On software maintenance benchmarks, Qwen3.5-35B-A3B operates within the TDAD (Test-Driven Agentic Development) protocol to control regressions introduced by code agents (Alonso, 18 Mar 2026). TDAD provides:

  • Code–Test Graph Construction: AST-based graphs with File, Function, Class, and Test nodes, and structural/call-edge relationships.
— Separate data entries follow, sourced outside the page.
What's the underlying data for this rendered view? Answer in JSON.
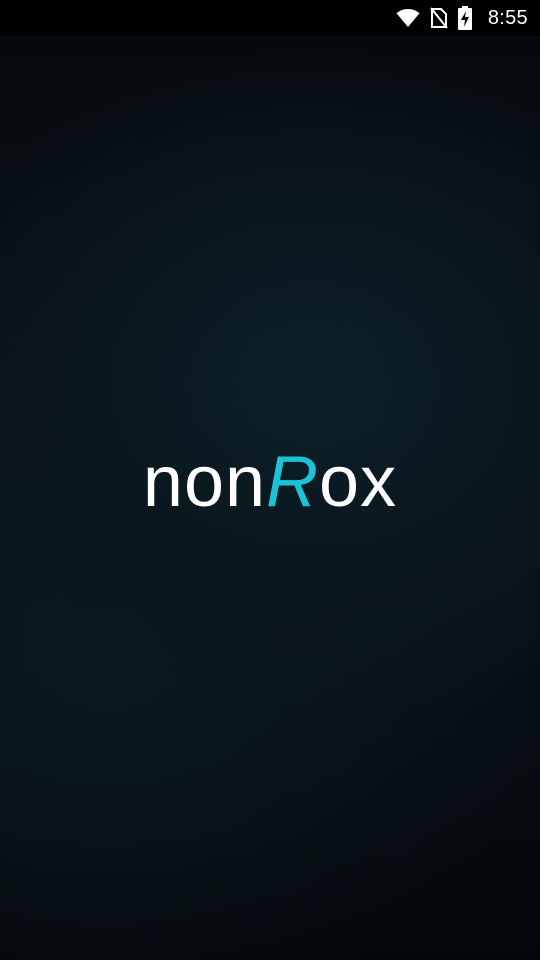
{
  "status_bar": {
    "time": "8:55",
    "icons": [
      "wifi-icon",
      "no-sim-icon",
      "battery-charging-icon"
    ]
  },
  "splash": {
    "logo_part1": "non",
    "logo_accent": "R",
    "logo_part2": "ox"
  },
  "colors": {
    "accent": "#19c4d8",
    "logo_text": "#ffffff",
    "background": "#070f14"
  }
}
Each candidate patch is mapped to affected tests via weighted impact scoring, prioritizing high-impact tests.
  • Workflow: For each GitHub issue, the agent applies a patch, infers which tests are highest-impact via the graph, runs those tests, and repairs as needed.
  • Performance: On 25 SWE-bench Verified instances, the TDAD skill increases resolution (24%→32%), patch generation (40%→68%), and uniquely achieves a test-level regression rate of 0%. TDD prompting alone increases regressions (6.08%→9.94% in the 30B setting), while the TDAD workflow leverages concise context to halve regressions over vanilla baselines.
  • Auto-Improvement Loop: Autonomous refinement of TDAD’s skill yields 60% resolution with 0% regression after 15 iterations on 10 instances.

TDAD demonstrates that surfacing code–test context outperforms long procedural prompts, particularly in small/medium models where token window efficiency is paramount. For benchmarking, composite metrics penalizing regressions more than missed resolutions are proposed (Alonso, 18 Mar 2026).

6. Vision-Language Multi-Hop Reasoning and HopChain RLVR

Qwen3.5-35B-A3B serves as the backbone for RLVR (reinforcement learning with verifiable rewards) training with HopChain, facilitating generalizable vision-language reasoning tasks with multi-hop complexity (Wang et al., 17 Mar 2026). The architecture attaches a standard vision encoder to the LLM; no architectural changes are made for multi-hop data integration.

HopChain Synthesis and Training:

  • Synthesizes chains of 3–6 vision-language hops, each dependent on the previous, ending with a verifiable numeric answer.
  • Integrates multi-hop instances into RLVR minibatches using Soft Adaptive Policy Optimization (SAPO).

Empirical results across 24 benchmarks:

  • RLVR with HopChain improves average accuracy: STEM/Puzzle (+1.6), General VQA (+1.2), Text/Doc (+1.8), Video (+1.4), Overall (+1.2).
  • Largest gains manifest in ultra-long-CoT tasks (responses >200 tokens), with gains >50 points in some STEM/video settings.
  • Error distribution shifts: HopChain-augmented models show corrected perception, reasoning, knowledge, and hallucination errors, with chain structure forcing repeated attention to visual evidence through each hop (Wang et al., 17 Mar 2026).

7. Conclusion

Qwen3.5-35B-A3B exemplifies a highly flexible 35B-parameter MoE + GatedDeltaNet/attention LLM supporting, as a frozen backbone, advanced memory augmentation, interpretable safety monitoring, agentic behavioral steering, coding-agent regression mitigation, and robust vision-language multi-hop reasoning. Across contextual coding, vision-language benchmarks, and intervention studies, it demonstrates (a) capacity for reusability at the representation level, (b) precise behavioral controllability, and (c) capacity extension far beyond its native parameter count via memory grafting and data-augmented RL. These results establish a modern archetype for high-capacity, versatile LLMs deployable far beyond their initial pretraining trajectory (Cheng et al., 20 May 2026, Pandya et al., 5 Jun 2026, Alonso, 18 Mar 2026, Yap, 17 Mar 2026, Wang et al., 17 Mar 2026).